The coalition council is due to meet in early October to discuss the latest price rises again. The Economy Ministry has drafted a proposal that will include what it says is "adequate compensation" for lower income families that may struggle with the 20% rise, one the ministry estimates will cost the average household an extra 119 crowns ($2.50) a month.
But with SDĽ leader Jozef Migaš confirming his party's opposition to the rises after a meeting with KOZ representatives September 24, political and economic analysts forecast more uncertainty over the SPP sale. The situation grew even cloudier when Labour Minister Peter Magvaši, an SDĽ member, said September 25 that the government's plan to sell 49% should be replaced by another privatisation model in which only 25% would be sold.

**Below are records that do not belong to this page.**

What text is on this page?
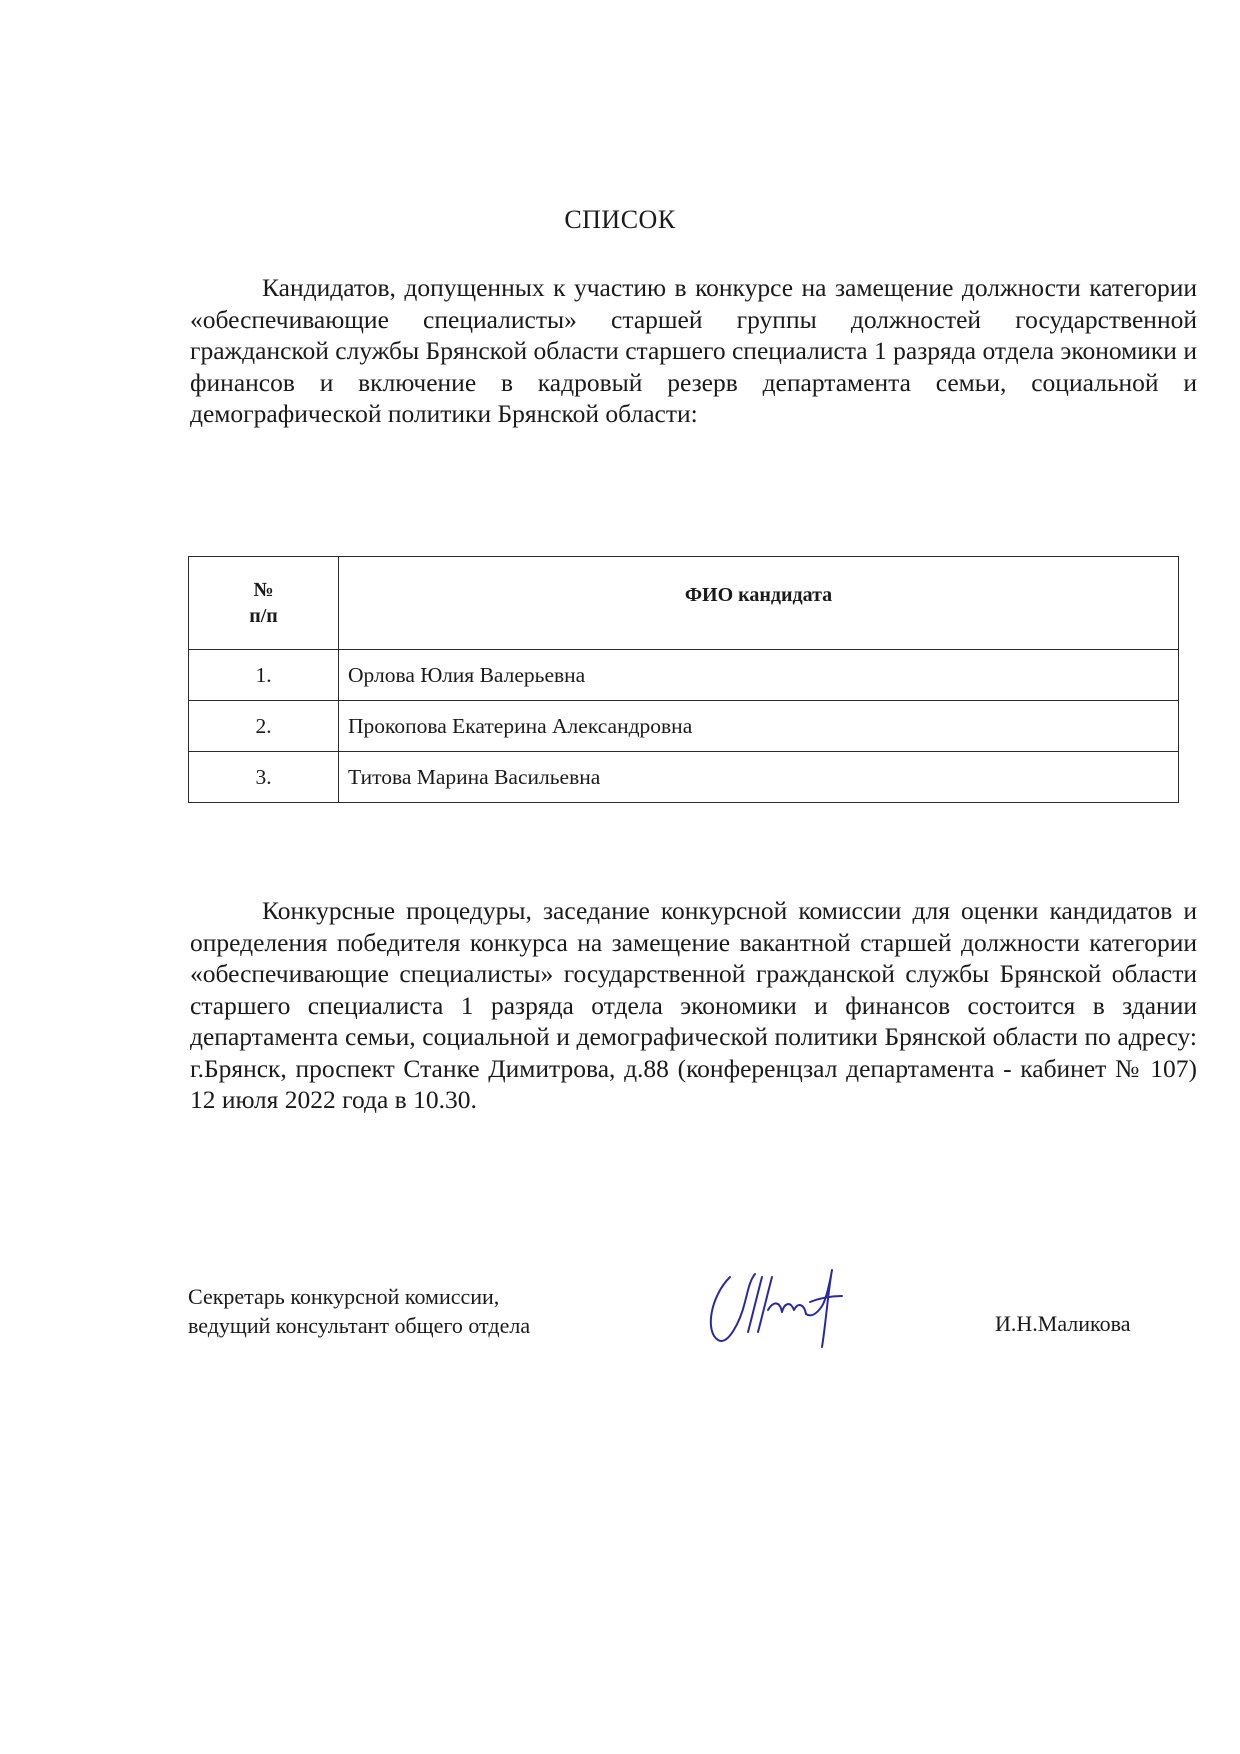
СПИСОК

Кандидатов, допущенных к участию в конкурсе на замещение должности категории «обеспечивающие специалисты» старшей группы должностей государственной гражданской службы Брянской области старшего специалиста 1 разряда отдела экономики и финансов и включение в кадровый резерв департамента семьи, социальной и демографической политики Брянской области:

№
п/п	ФИО кандидата
1.	Орлова Юлия Валерьевна
2.	Прокопова Екатерина Александровна
3.	Титова Марина Васильевна

Конкурсные процедуры, заседание конкурсной комиссии для оценки кандидатов и определения победителя конкурса на замещение вакантной старшей должности категории «обеспечивающие специалисты» государственной гражданской службы Брянской области старшего специалиста 1 разряда отдела экономики и финансов состоится в здании департамента семьи, социальной и демографической политики Брянской области по адресу: г.Брянск, проспект Станке Димитрова, д.88 (конференцзал департамента - кабинет № 107) 12 июля 2022 года в 10.30.

Секретарь конкурсной комиссии,
ведущий консультант общего отдела	И.Н.Маликова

An official from Credit Suisse First Boston dismissed the statement as "political populism", but said it cast "unfortunate" doubt on the cabinet's decision to sell SPP.
"With elections approaching only a few parties are prepared to do things that could affect their political [voter support] positions," commented Pavol Ondriska, an analyst at Slávia Capital brokerage house.
However, government officials said that no matter what SDĽ ministers said, the SPP privatisation could not be stopped. "What Mr Magvaši said is nothing more than a political gesture. The whole process is too far down the line, and at such a stage that it cannot now be stopped," said Tvaroška.
Approval of the SPP sale requires a simple majority in the 20 member cabinet, where the SDĽ holds six seats. The party will not, government sources say, gain enough support from other parties to block or overule the sale.